Almost every time I speak about conversion to Judaism, someone asks me if I’ve seen the famous scene in Sex and the City where Charlotte York begins her conversion process. Determined and excited, Charlotte knocks on the door to the rabbi’s study and declares her intent to join the Jewish faith. The rabbi responds by saying, “We’re not interested,” and subsequently slams the door in her face. Charlotte, confused, knocks again. A different rabbi answers the door, and Charlotte begins explaining what had just happened. But this rabbi, too, slams the door in her face without saying a word. Only after three unanswered phone calls and a trip to the rabbi’s home—where she comes with a gift of kosher wine and insists that she is serious about conversion—does he accept her as a conversion candidate and (begrudgingly) invite her to Shabbat dinner.
I find this to be a deeply unfortunate portrayal of Judaism and its leaders as unkind and unwelcoming. No matter one’s religious convictions, slamming a door in someone’s face is just rude, and I admire Charlotte for ever returning to a synagogue after that incident. Subsequently, the show portrays a narrow view of Jewish life and a woman’s place within it. However, it is true that conversion to Judaism is not a simple process. It can take up to a year and involves a period of intense study, a discussion with three rabbis who form a rabbinical court (called a beit din) and immersion in a ritual bath (called a mikvah). The path toward choosing Judaism requires time and commitment.
Throughout history, potential converts were rare and were often treated with some amount of skepticism or suspicion at the beginning of their conversion process. After all, during times of persecution (which, sadly, were quite often), joining the Jewish people was not a common or popular choice. Most people would, very reasonably, not want to endure the suffering and hardship that was inherent to Jewish life.
The Shulkhan Aruch, a medieval Jewish legal code, states: “When a person comes to convert, say to them, ‘What did you see that motivated you to come to convert? Don’t you know that the Jewish people are oppressed…and suffering?’” In other words, these scholars wonder why anyone would voluntarily take on the challenges faced by Jews. The Shulkhan Aruch continues: “If they say, ‘I know this and I am unworthy of this suffering,’ the person is ready to convert.” A conversion candidate needed to be aware of, and to be ready and willing to undertake, the hardship that would come with joining the Jewish people.

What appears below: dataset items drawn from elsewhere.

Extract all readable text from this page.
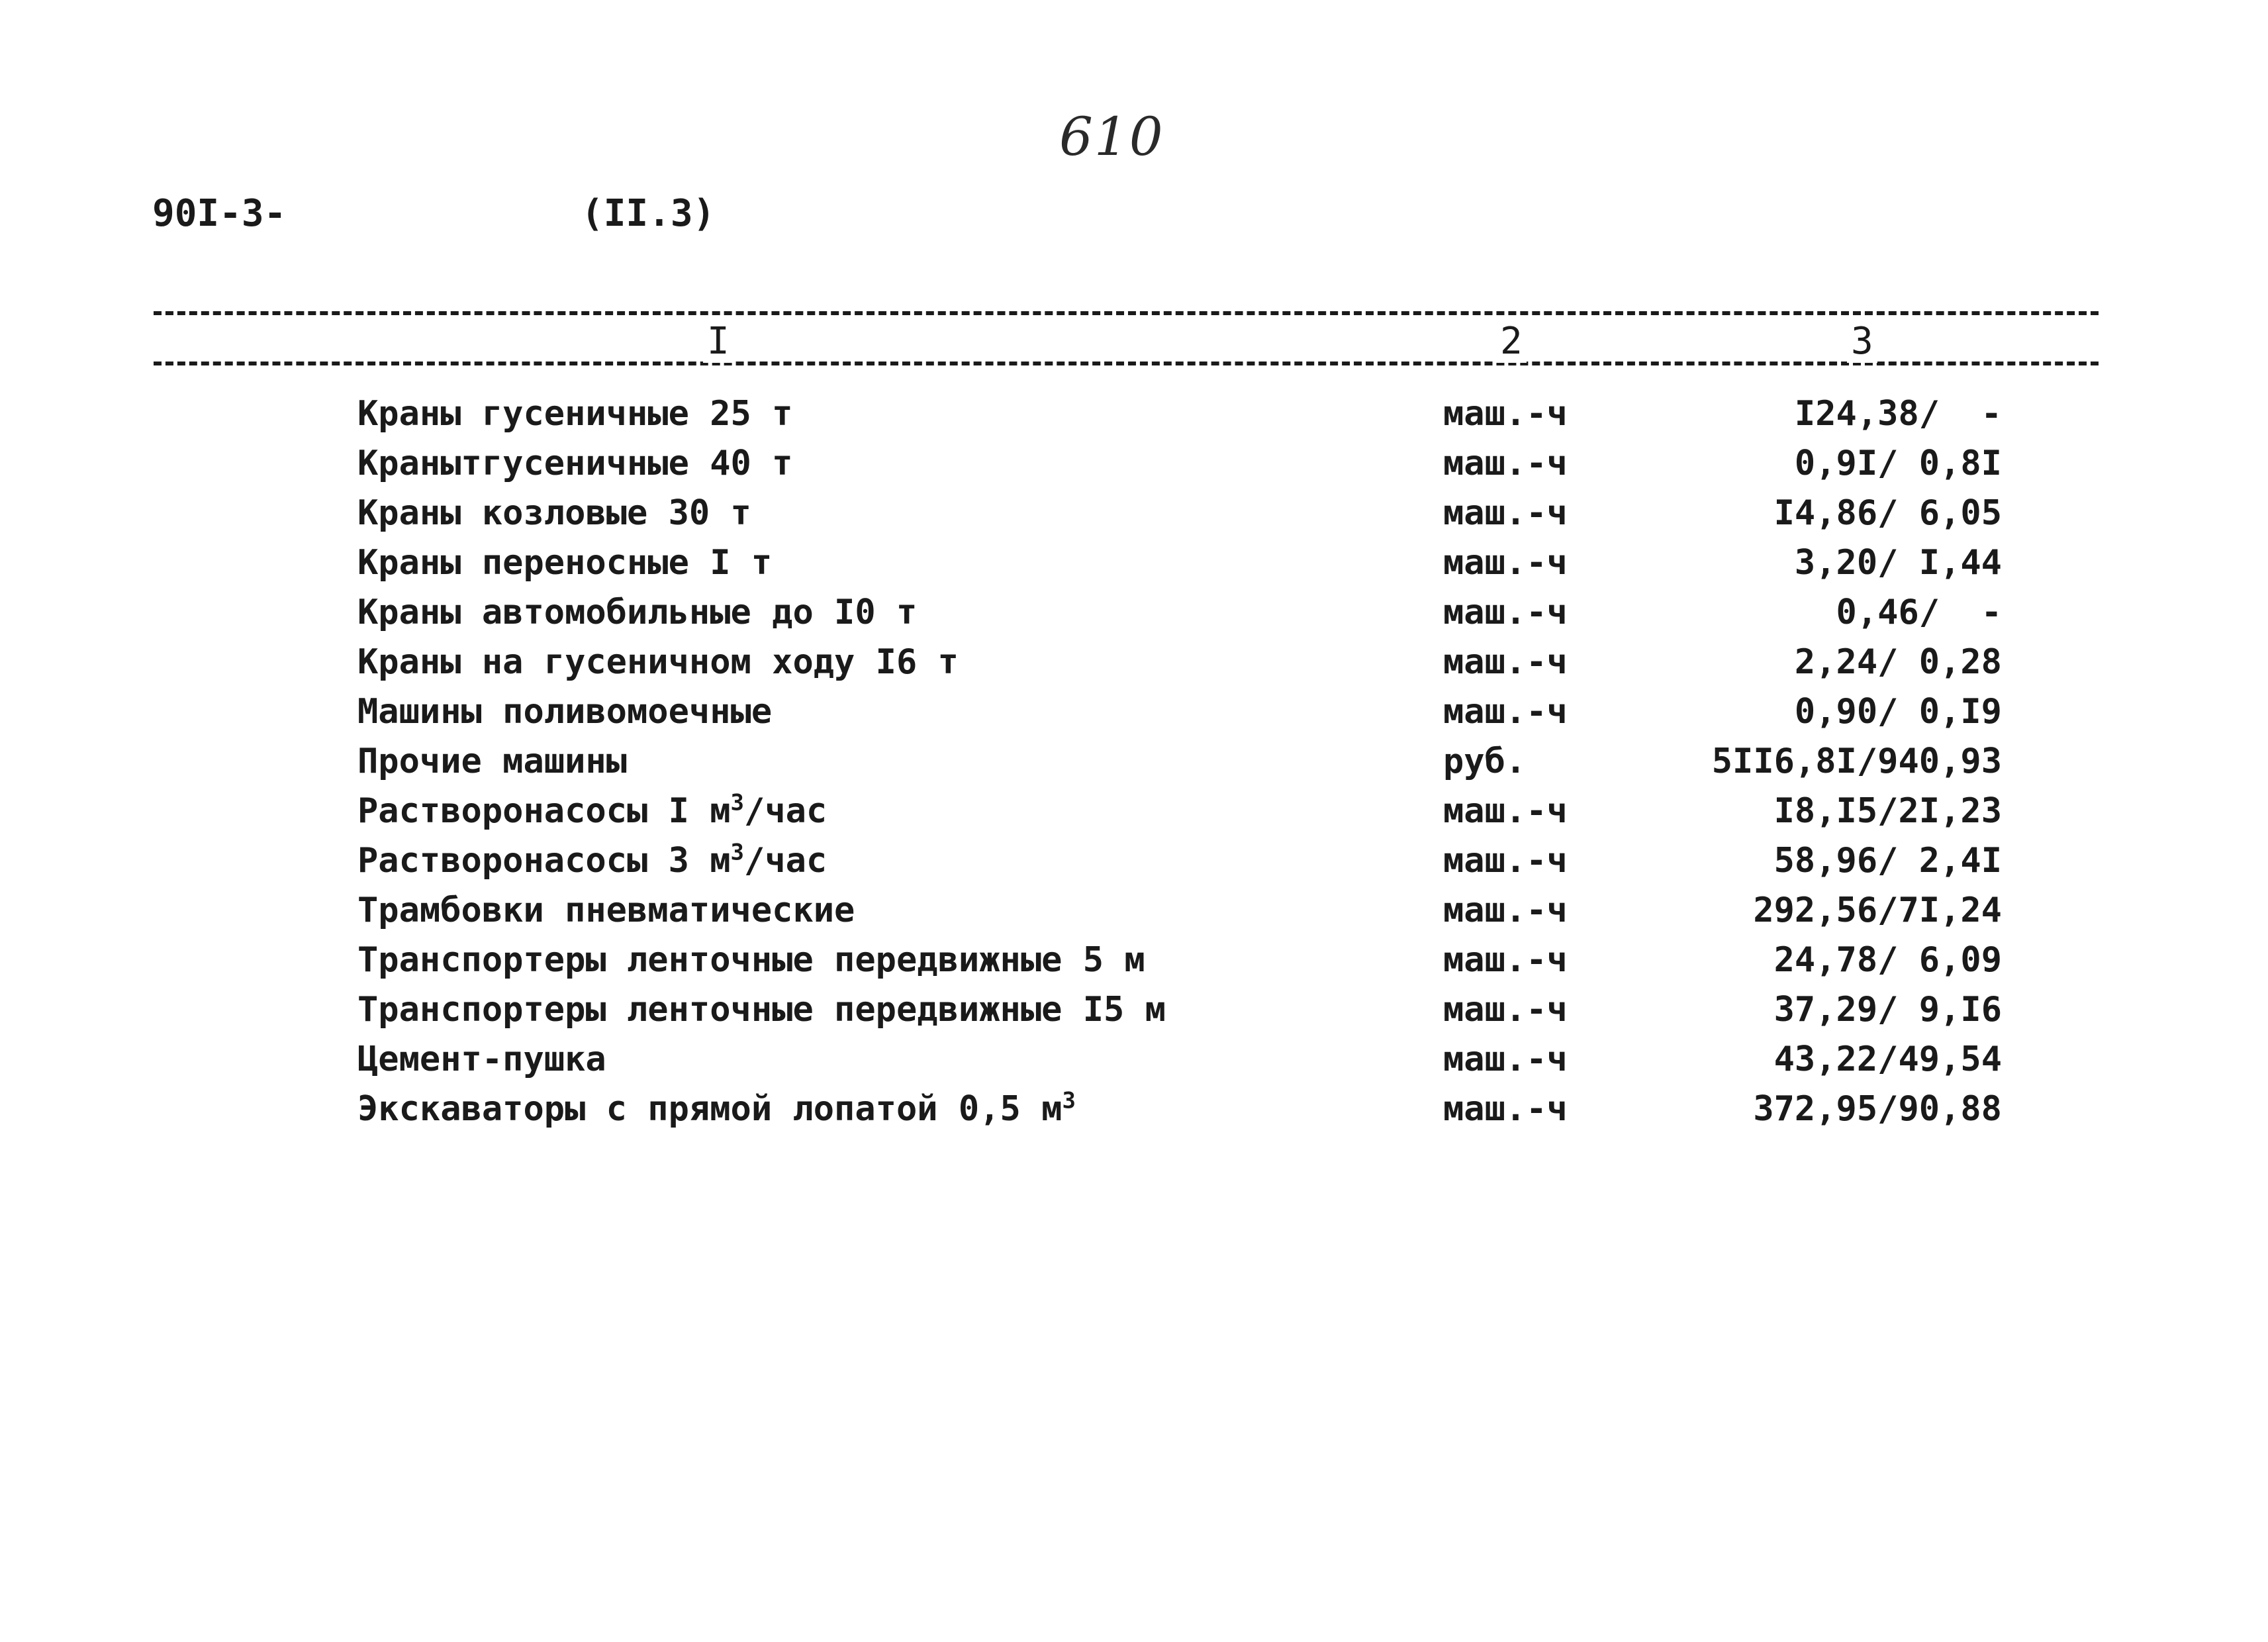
610
90I-3-	(II.3)
I	2	3
Краны гусеничные 25 т	маш.-ч	I24,38/  -
Кранытгусеничные 40 т	маш.-ч	0,9I/ 0,8I
Краны козловые 30 т	маш.-ч	I4,86/ 6,05
Краны переносные I т	маш.-ч	3,20/ I,44
Краны автомобильные до I0 т	маш.-ч	0,46/  -
Краны на гусеничном ходу I6 т	маш.-ч	2,24/ 0,28
Машины поливомоечные	маш.-ч	0,90/ 0,I9
Прочие машины	руб.	5II6,8I/940,93
Растворонасосы I $м^3$/час	маш.-ч	I8,I5/2I,23
Растворонасосы 3 $м^3$/час	маш.-ч	58,96/ 2,4I
Трамбовки пневматические	маш.-ч	292,56/7I,24
Транспортеры ленточные передвижные 5 м	маш.-ч	24,78/ 6,09
Транспортеры ленточные передвижные I5 м	маш.-ч	37,29/ 9,I6
Цемент-пушка	маш.-ч	43,22/49,54
Экскаваторы с прямой лопатой 0,5 $м^3$	маш.-ч	372,95/90,88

Of course, the conversion process of today is not the same as it was in the Middle Ages. Though we know the deeply troubling fact that antisemitism is on the rise, Jews are facing less persecution today than we have at any point in our history. Thankfully, conversion to Judaism no longer poses the danger to a person’s physical safety that it once did. And yet, all who convert learn about our painful history and still willingly choose to tie their fates to the Jewish people. It is an admirable and inspiring choice.

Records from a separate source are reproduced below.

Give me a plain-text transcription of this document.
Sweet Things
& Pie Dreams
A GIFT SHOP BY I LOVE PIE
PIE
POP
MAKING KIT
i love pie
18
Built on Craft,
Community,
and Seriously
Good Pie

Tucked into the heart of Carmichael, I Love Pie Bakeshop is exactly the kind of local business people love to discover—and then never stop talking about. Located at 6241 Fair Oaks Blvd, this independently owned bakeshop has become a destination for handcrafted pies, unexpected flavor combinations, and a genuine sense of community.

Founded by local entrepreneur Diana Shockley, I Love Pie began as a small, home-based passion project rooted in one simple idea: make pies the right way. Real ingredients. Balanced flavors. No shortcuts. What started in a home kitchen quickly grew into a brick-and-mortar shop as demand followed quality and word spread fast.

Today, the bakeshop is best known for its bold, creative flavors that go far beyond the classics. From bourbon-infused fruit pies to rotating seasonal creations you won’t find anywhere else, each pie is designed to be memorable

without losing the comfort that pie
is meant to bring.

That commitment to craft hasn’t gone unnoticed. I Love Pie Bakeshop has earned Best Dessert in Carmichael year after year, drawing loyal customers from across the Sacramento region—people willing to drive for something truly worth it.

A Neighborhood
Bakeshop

When the biblical character Ruth—considered the first convert—makes the choice to join the Jewish people, she says the following to her mother-in-law, who has tried multiple times to dissuade her:
“Wherever you go, I will go; wherever you lodge, I will lodge; your people shall be my people, and your God my God. Where you die, I will die, and there I will be buried. Thus and more may the Eternal do to me if anything but death parts me from you” (Ruth 1:16-17).

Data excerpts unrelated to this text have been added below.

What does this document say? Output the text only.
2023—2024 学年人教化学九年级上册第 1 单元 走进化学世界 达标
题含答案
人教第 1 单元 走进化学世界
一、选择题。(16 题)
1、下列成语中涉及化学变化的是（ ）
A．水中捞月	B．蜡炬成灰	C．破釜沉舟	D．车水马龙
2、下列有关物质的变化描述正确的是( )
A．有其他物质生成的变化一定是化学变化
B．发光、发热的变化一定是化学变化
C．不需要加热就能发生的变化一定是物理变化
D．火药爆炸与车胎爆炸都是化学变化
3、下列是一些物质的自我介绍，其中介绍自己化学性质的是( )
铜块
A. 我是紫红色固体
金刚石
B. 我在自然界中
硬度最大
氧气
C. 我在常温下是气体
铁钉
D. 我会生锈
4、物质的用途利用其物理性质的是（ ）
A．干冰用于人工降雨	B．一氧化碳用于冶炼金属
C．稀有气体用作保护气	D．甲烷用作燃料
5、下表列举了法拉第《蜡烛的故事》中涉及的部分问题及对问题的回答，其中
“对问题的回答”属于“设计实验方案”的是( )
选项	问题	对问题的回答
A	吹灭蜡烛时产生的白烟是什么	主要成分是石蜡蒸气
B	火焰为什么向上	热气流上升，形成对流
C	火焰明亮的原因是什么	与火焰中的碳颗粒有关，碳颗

Though they are hopefully not forced to prove themselves like Charlotte, those who convert to Judaism, from the time of Ruth until today, make a deep commitment. Our tradition teaches us that, as children of Abraham and Sarah and members of the ancient covenant between God and the Jewish people, their status as Jews is never to be questioned, and they are to be treated with the utmost dignity, honor, and respect. And all Jewish communities should open the doors wide to embrace them.